Here he dispenses with the quasi-organic shapes seen in Asagao, 1961, transforming them into a system of pure notations: lines, squares, and dashes. Printed in positive or negative relief they are sometimes inkless, sometimes black and grey, loosely distributed but discernibly arranged according to a grid pattern.
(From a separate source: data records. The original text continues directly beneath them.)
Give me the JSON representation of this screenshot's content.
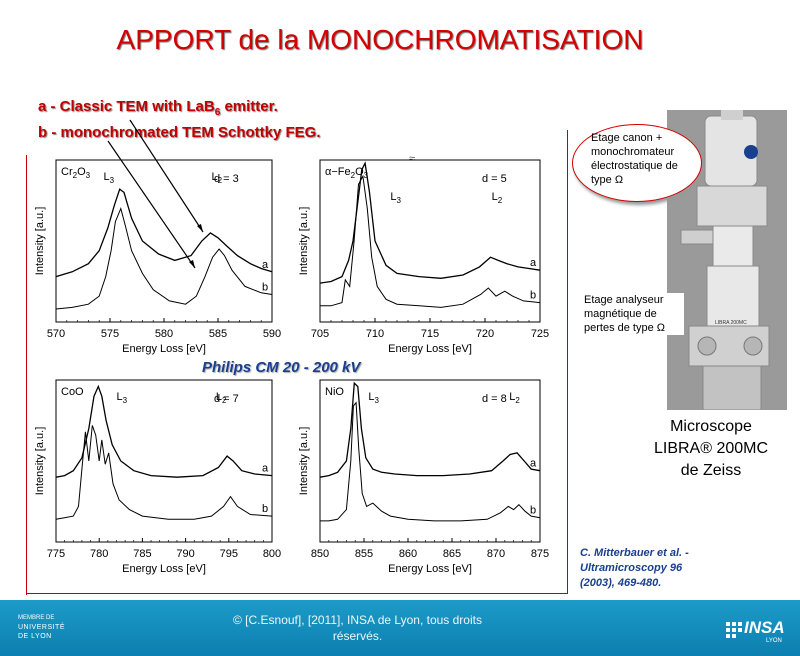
{
  "slide": {
    "title": "APPORT de la MONOCHROMATISATION",
    "legend_a_prefix": "a - Classic TEM with LaB",
    "legend_a_sub": "6",
    "legend_a_suffix": " emitter.",
    "legend_b": "b - monochromated TEM Schottky FEG.",
    "tem_label": "Philips CM 20 - 200 kV",
    "callout_canon": "Etage canon + monochromateur électrostatique de type Ω",
    "callout_analyser": "Etage analyseur magnétique de pertes de type Ω",
    "microscope_caption_line1": "Microscope",
    "microscope_caption_line2": "LIBRA® 200MC",
    "microscope_caption_line3": "de Zeiss",
    "citation_line1": "C. Mitterbauer et al. -",
    "citation_line2": "Ultramicroscopy 96",
    "citation_line3": "(2003), 469-480.",
    "footer_line1": "© [C.Esnouf], [2011], INSA de Lyon, tous droits",
    "footer_line2": "réservés.",
    "footer_logo_left_top": "MEMBRE DE",
    "footer_logo_left_main": "UNIVERSITÉ DE LYON",
    "footer_logo_right": "INSA",
    "footer_logo_right_sub": "LYON",
    "photo_badge": "LIBRA 200MC",
    "break_mark": "≈"
  },
  "chart_data": [
    {
      "type": "line",
      "sample": "Cr2O3",
      "sample_label_main": "Cr",
      "sample_label_sub1": "2",
      "sample_label_mid": "O",
      "sample_label_sub2": "3",
      "edges": [
        "L3",
        "L2"
      ],
      "d_label": "d = 3",
      "xlabel": "Energy Loss [eV]",
      "ylabel": "Intensity [a.u.]",
      "xlim": [
        570,
        590
      ],
      "xticks": [
        "570",
        "575",
        "580",
        "585",
        "590"
      ],
      "series": [
        {
          "name": "a",
          "x": [
            570,
            571.5,
            573,
            574,
            574.8,
            575.4,
            575.9,
            576.3,
            577,
            578,
            579.5,
            581,
            582.5,
            583.5,
            584.3,
            585,
            585.8,
            586.8,
            588,
            589,
            590
          ],
          "y": [
            0.28,
            0.31,
            0.36,
            0.44,
            0.58,
            0.72,
            0.82,
            0.8,
            0.64,
            0.5,
            0.42,
            0.38,
            0.41,
            0.5,
            0.55,
            0.52,
            0.47,
            0.41,
            0.36,
            0.33,
            0.31
          ]
        },
        {
          "name": "b",
          "x": [
            570,
            571.5,
            573,
            574,
            574.6,
            575.1,
            575.5,
            576,
            576.4,
            577,
            578,
            579,
            580.5,
            582,
            583,
            583.8,
            584.5,
            585.1,
            585.6,
            586.3,
            587.5,
            589,
            590
          ],
          "y": [
            0.08,
            0.09,
            0.11,
            0.16,
            0.28,
            0.44,
            0.62,
            0.7,
            0.6,
            0.44,
            0.3,
            0.2,
            0.13,
            0.11,
            0.16,
            0.28,
            0.4,
            0.45,
            0.41,
            0.32,
            0.22,
            0.18,
            0.17
          ]
        }
      ]
    },
    {
      "type": "line",
      "sample": "α−Fe2O3",
      "sample_label_main": "α−Fe",
      "sample_label_sub1": "2",
      "sample_label_mid": "O",
      "sample_label_sub2": "3",
      "edges": [
        "L3",
        "L2"
      ],
      "d_label": "d = 5",
      "xlabel": "Energy Loss [eV]",
      "ylabel": "Intensity [a.u.]",
      "xlim": [
        705,
        725
      ],
      "xticks": [
        "705",
        "710",
        "715",
        "720",
        "725"
      ],
      "series": [
        {
          "name": "a",
          "x": [
            705,
            706,
            707,
            707.6,
            708,
            708.4,
            708.8,
            709.1,
            709.5,
            710,
            711,
            712,
            714,
            716,
            718,
            719.5,
            720.5,
            721.2,
            722,
            723,
            724,
            725
          ],
          "y": [
            0.24,
            0.25,
            0.28,
            0.38,
            0.5,
            0.72,
            0.94,
            0.98,
            0.8,
            0.5,
            0.35,
            0.3,
            0.28,
            0.27,
            0.29,
            0.34,
            0.4,
            0.38,
            0.36,
            0.34,
            0.33,
            0.32
          ]
        },
        {
          "name": "b",
          "x": [
            705,
            706,
            707,
            707.3,
            707.7,
            708.1,
            708.5,
            708.9,
            709.3,
            709.7,
            710.2,
            711,
            712,
            714,
            716,
            718,
            719.6,
            720.3,
            721,
            721.8,
            722.5,
            723.5,
            725
          ],
          "y": [
            0.1,
            0.1,
            0.12,
            0.26,
            0.22,
            0.5,
            0.85,
            0.9,
            0.7,
            0.4,
            0.22,
            0.14,
            0.11,
            0.1,
            0.09,
            0.11,
            0.17,
            0.21,
            0.16,
            0.19,
            0.16,
            0.13,
            0.12
          ]
        }
      ]
    },
    {
      "type": "line",
      "sample": "CoO",
      "sample_label_main": "CoO",
      "sample_label_sub1": "",
      "sample_label_mid": "",
      "sample_label_sub2": "",
      "edges": [
        "L3",
        "L2"
      ],
      "d_label": "d = 7",
      "xlabel": "Energy Loss [eV]",
      "ylabel": "Intensity [a.u.]",
      "xlim": [
        775,
        800
      ],
      "xticks": [
        "775",
        "780",
        "785",
        "790",
        "795",
        "800"
      ],
      "series": [
        {
          "name": "a",
          "x": [
            775,
            776,
            777,
            778,
            778.8,
            779.4,
            779.9,
            780.3,
            780.8,
            781.5,
            782.5,
            784,
            786,
            789,
            792,
            793.8,
            794.8,
            795.5,
            796.5,
            798,
            800
          ],
          "y": [
            0.4,
            0.41,
            0.44,
            0.52,
            0.7,
            0.9,
            0.96,
            0.9,
            0.75,
            0.6,
            0.5,
            0.44,
            0.41,
            0.4,
            0.41,
            0.46,
            0.53,
            0.5,
            0.44,
            0.42,
            0.41
          ]
        },
        {
          "name": "b",
          "x": [
            775,
            776,
            777,
            777.6,
            778,
            778.4,
            778.8,
            779.2,
            779.6,
            780,
            780.3,
            780.7,
            781.1,
            781.6,
            782.3,
            783.5,
            785,
            788,
            791,
            793,
            794.4,
            795.2,
            796,
            797.5,
            800
          ],
          "y": [
            0.14,
            0.15,
            0.16,
            0.22,
            0.45,
            0.68,
            0.5,
            0.72,
            0.66,
            0.5,
            0.63,
            0.48,
            0.55,
            0.36,
            0.26,
            0.2,
            0.16,
            0.14,
            0.14,
            0.16,
            0.22,
            0.28,
            0.22,
            0.17,
            0.16
          ]
        }
      ]
    },
    {
      "type": "line",
      "sample": "NiO",
      "sample_label_main": "NiO",
      "sample_label_sub1": "",
      "sample_label_mid": "",
      "sample_label_sub2": "",
      "edges": [
        "L3",
        "L2"
      ],
      "d_label": "d = 8",
      "xlabel": "Energy Loss [eV]",
      "ylabel": "Intensity [a.u.]",
      "xlim": [
        850,
        875
      ],
      "xticks": [
        "850",
        "855",
        "860",
        "865",
        "870",
        "875"
      ],
      "series": [
        {
          "name": "a",
          "x": [
            850,
            851,
            852,
            853,
            853.5,
            853.9,
            854.3,
            854.7,
            855.2,
            856,
            857,
            858.5,
            861,
            864,
            867,
            869.5,
            870.8,
            871.6,
            872.4,
            873.2,
            874,
            875
          ],
          "y": [
            0.4,
            0.41,
            0.43,
            0.5,
            0.7,
            0.98,
            0.96,
            0.7,
            0.52,
            0.45,
            0.43,
            0.42,
            0.41,
            0.41,
            0.42,
            0.44,
            0.5,
            0.54,
            0.55,
            0.5,
            0.45,
            0.44
          ]
        },
        {
          "name": "b",
          "x": [
            850,
            851,
            852,
            853,
            853.5,
            853.8,
            854.1,
            854.4,
            854.8,
            855.3,
            856,
            857,
            858,
            860,
            863,
            866,
            869,
            870.5,
            871.4,
            872,
            872.6,
            873.3,
            874,
            875
          ],
          "y": [
            0.13,
            0.13,
            0.14,
            0.2,
            0.5,
            0.84,
            0.86,
            0.58,
            0.3,
            0.22,
            0.24,
            0.19,
            0.16,
            0.14,
            0.13,
            0.13,
            0.14,
            0.18,
            0.22,
            0.2,
            0.23,
            0.19,
            0.16,
            0.15
          ]
        }
      ]
    }
  ]
}
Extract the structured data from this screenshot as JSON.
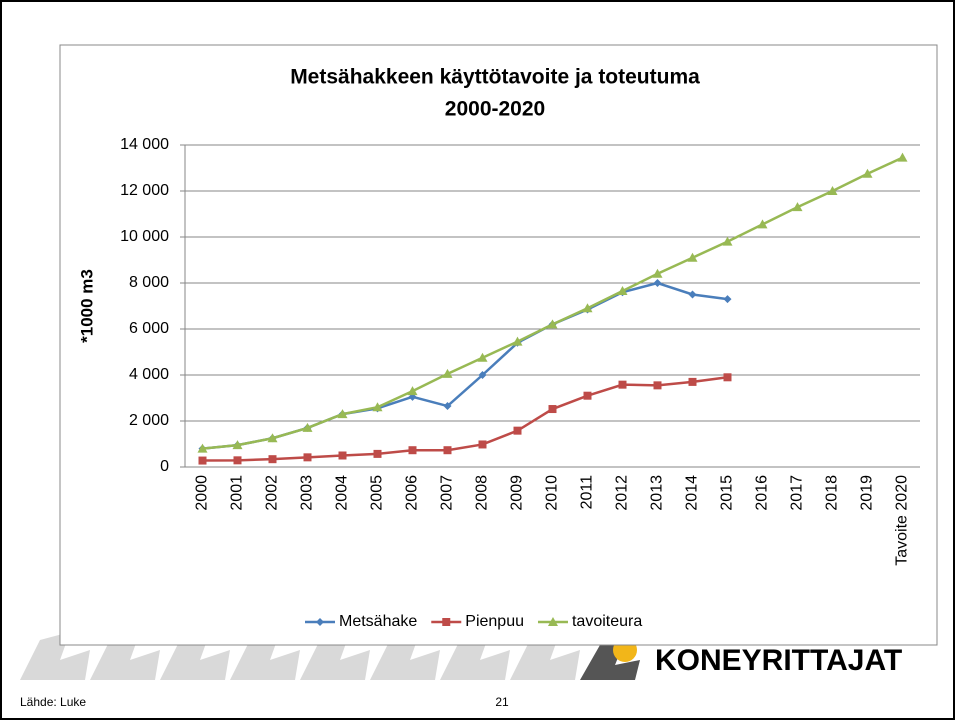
{
  "chart_data": {
    "type": "line",
    "title": [
      "Metsähakkeen käyttötavoite ja toteutuma",
      "2000-2020"
    ],
    "y_label": "*1000 m3",
    "categories": [
      "2000",
      "2001",
      "2002",
      "2003",
      "2004",
      "2005",
      "2006",
      "2007",
      "2008",
      "2009",
      "2010",
      "2011",
      "2012",
      "2013",
      "2014",
      "2015",
      "2016",
      "2017",
      "2018",
      "2019",
      "Tavoite 2020"
    ],
    "series": [
      {
        "name": "Metsähake",
        "color": "#4a7ebb",
        "marker": "diamond",
        "values": [
          800,
          950,
          1250,
          1700,
          2300,
          2550,
          3050,
          2650,
          4000,
          5400,
          6200,
          6850,
          7600,
          8000,
          7500,
          7300,
          null,
          null,
          null,
          null,
          null
        ]
      },
      {
        "name": "Pienpuu",
        "color": "#be4b48",
        "marker": "square",
        "values": [
          280,
          290,
          340,
          420,
          500,
          570,
          730,
          730,
          980,
          1580,
          2520,
          3100,
          3580,
          3550,
          3700,
          3900,
          null,
          null,
          null,
          null,
          null
        ]
      },
      {
        "name": "tavoiteura",
        "color": "#98b954",
        "marker": "triangle",
        "values": [
          800,
          950,
          1250,
          1700,
          2300,
          2600,
          3300,
          4050,
          4750,
          5450,
          6200,
          6900,
          7650,
          8400,
          9100,
          9800,
          10550,
          11300,
          12000,
          12750,
          13450
        ]
      }
    ],
    "ylim": [
      0,
      14000
    ],
    "yticks": [
      0,
      {
        "value": 2000,
        "label": "2 000"
      },
      {
        "value": 4000,
        "label": "4 000"
      },
      {
        "value": 6000,
        "label": "6 000"
      },
      {
        "value": 8000,
        "label": "8 000"
      },
      {
        "value": 10000,
        "label": "10 000"
      },
      {
        "value": 12000,
        "label": "12 000"
      },
      {
        "value": 14000,
        "label": "14 000"
      }
    ],
    "grid": true,
    "legend": "bottom"
  },
  "footer": {
    "source": "Lähde: Luke",
    "page": "21",
    "logo": "KONEYRITTAJAT"
  }
}
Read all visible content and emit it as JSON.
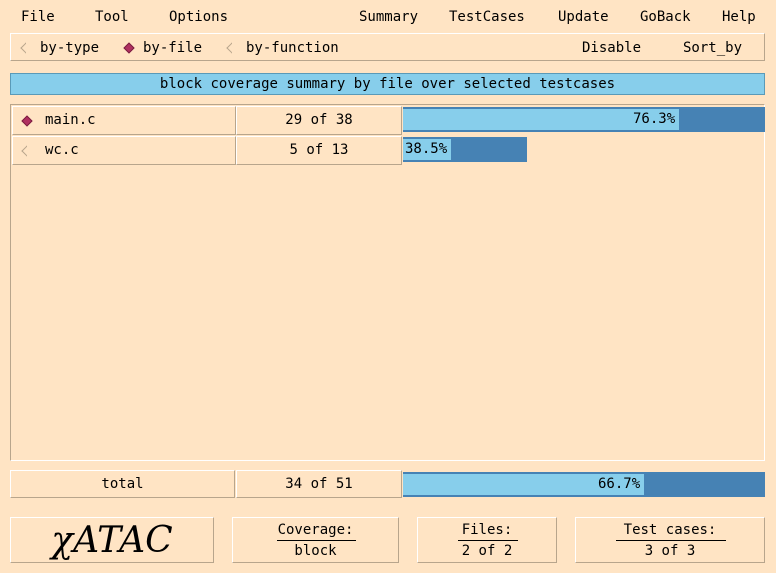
{
  "menubar": {
    "file": "File",
    "tool": "Tool",
    "options": "Options",
    "summary": "Summary",
    "testcases": "TestCases",
    "update": "Update",
    "goback": "GoBack",
    "help": "Help"
  },
  "view_mode": {
    "by_type": "by-type",
    "by_file": "by-file",
    "by_function": "by-function",
    "selected": "by-file",
    "disable": "Disable",
    "sort_by": "Sort_by"
  },
  "header": {
    "title": "block coverage summary by file over selected testcases"
  },
  "colors": {
    "background": "#ffe4c4",
    "bar_fill": "#87ceeb",
    "bar_total": "#4682b4",
    "selected_marker": "#b03060"
  },
  "rows": [
    {
      "name": "main.c",
      "count": "29 of 38",
      "percent_label": "76.3%",
      "covered": 29,
      "total": 38,
      "selected": true
    },
    {
      "name": "wc.c",
      "count": "5 of 13",
      "percent_label": "38.5%",
      "covered": 5,
      "total": 13,
      "selected": false
    }
  ],
  "total_row": {
    "label": "total",
    "count": "34 of 51",
    "percent_label": "66.7%",
    "covered": 34,
    "total": 51
  },
  "footer": {
    "logo": "χATAC",
    "coverage_title": "Coverage:",
    "coverage_value": "block",
    "files_title": "Files:",
    "files_value": "2 of 2",
    "testcases_title": "Test cases:",
    "testcases_value": "3 of 3"
  }
}
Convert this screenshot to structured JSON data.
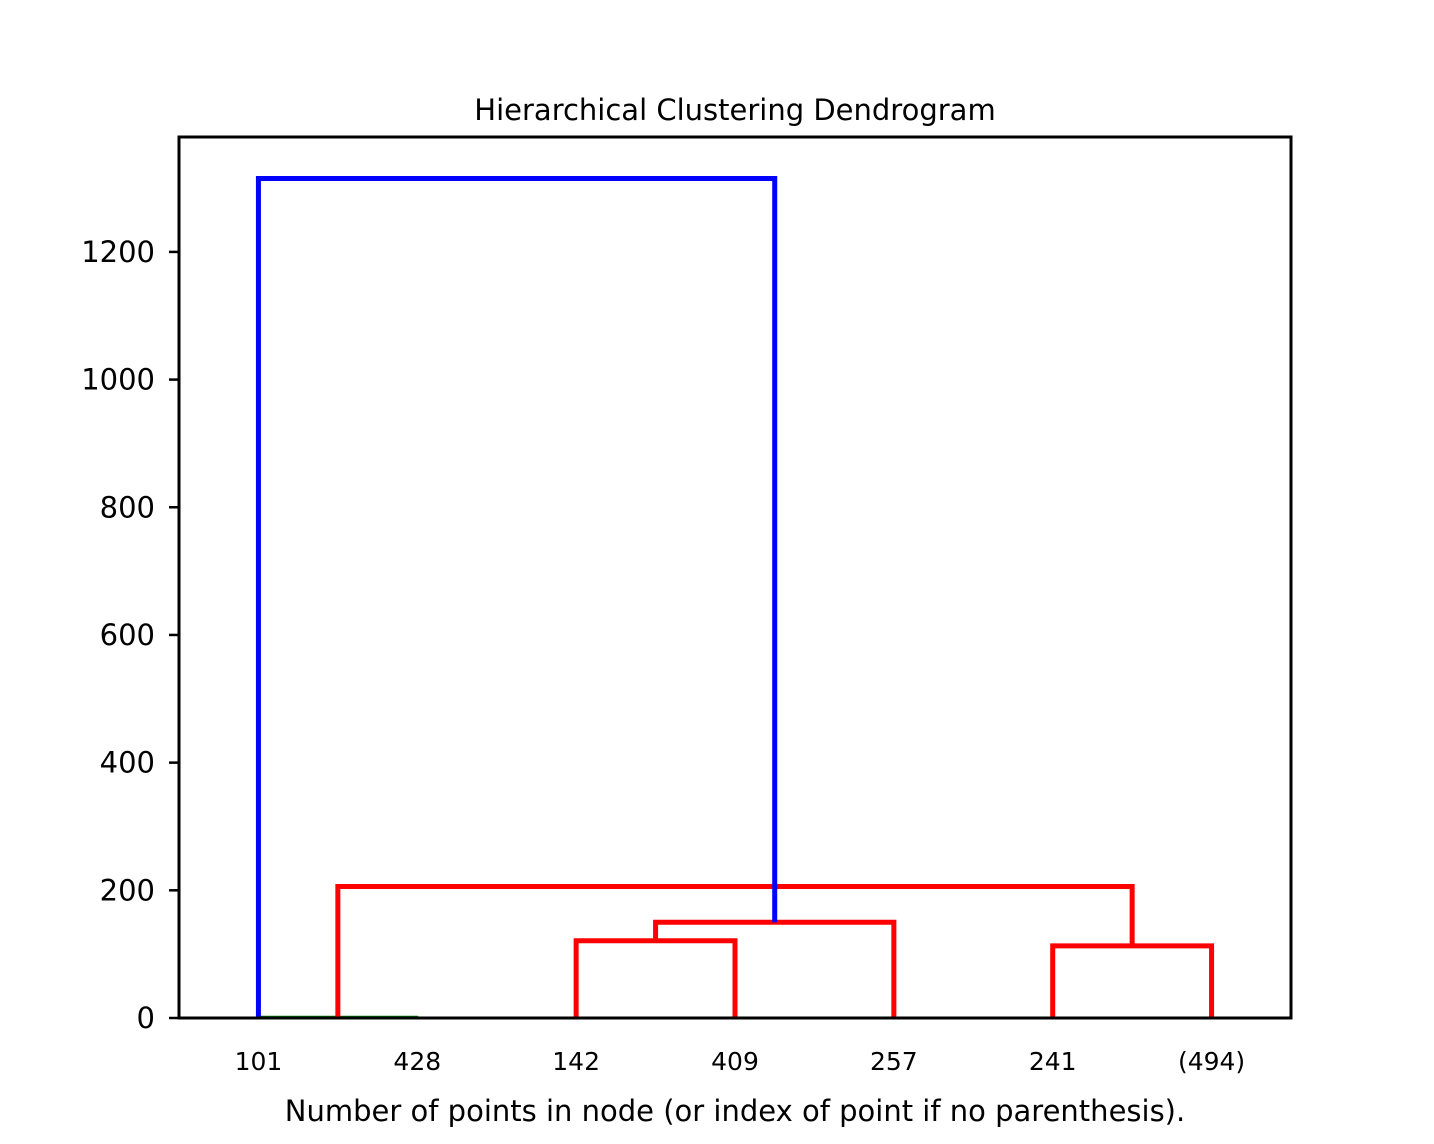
{
  "chart_data": {
    "type": "dendrogram",
    "title": "Hierarchical Clustering Dendrogram",
    "xlabel": "Number of points in node (or index of point if no parenthesis).",
    "ylabel": "",
    "ylim": [
      0,
      1380
    ],
    "y_ticks": [
      0,
      200,
      400,
      600,
      800,
      1000,
      1200
    ],
    "leaves": [
      "101",
      "428",
      "142",
      "409",
      "257",
      "241",
      "(494)"
    ],
    "colors": {
      "cluster_small": "#008000",
      "cluster_main": "#ff0000",
      "root": "#0000ff"
    },
    "links": [
      {
        "left": 0,
        "right": 1,
        "height": 2,
        "color": "cluster_small"
      },
      {
        "left": 2,
        "right": 3,
        "height": 121,
        "color": "cluster_main"
      },
      {
        "left": 5,
        "right": 6,
        "height": 113,
        "color": "cluster_main"
      },
      {
        "left": 4,
        "right": 8,
        "height": 150,
        "color": "cluster_main"
      },
      {
        "left": 7,
        "right": 9,
        "height": 206,
        "color": "cluster_main"
      },
      {
        "left": 0,
        "right": 10,
        "height": 1315,
        "color": "root"
      }
    ]
  }
}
Gaucher would later call these visual cues “signals.” He selects and disperses them in the three prints as if he were performing a set of variations on a theme, moving from a relatively even distribution toward increasing asymmetry.

 

Art Canada Institute, Yves Gaucher, In Homage to Webern No. 1 (En hommage à Webern no. 1), 1963
Yves Gaucher, In Homage to Webern No. 1 (En hommage à Webern no 1), 1963, relief print in black and grey on laminated paper, 57 x 76.5 cm, National Gallery of Canada, Ottawa, © Estate of Yves Gaucher / SODRAC (2015).
Art Canada Institute, Yves Gaucher, In Homage to Webern No. 3 (En hommage à Webern no. 3), 1963
Yves Gaucher, In Homage to Webern No. 3 (En hommage à Webern no 3), 1963, relief print in black and grey on laminated paper, 57 x 76.5 cm, National Gallery of Canada, Ottawa, © Estate of Yves Gaucher / SODRAC (2015).

 

A crucial event for the production of the Webern prints was a concert of music by Pierre Boulez, Edgard Varèse, and Anton Webern that Gaucher attended during his first visit to Paris in 1962. The exposure to these radical new forms of classical music provoked an intense period of work during which he made some 1,500 drawings, most of which he destroyed, until he arrived at the dynamic formal solution of the Webern prints.

 

Anton Webern’s “cells of sound” found their visual equivalents in Gaucher’s signals. Their geometric interrelations encourage us to try to assemble them into a single unity, but in reality the eye gets bounced about, allowed to take momentary refuge in a succession of smaller clusters of coherent relationships, each of which quickly dissolves as the eye moves onward, discovering new but equally fragile orderings. A search for wholeness and resolution instead yields a continual flux; Gaucher incorporates sensations of time and duration as essential qualities of the viewing experience.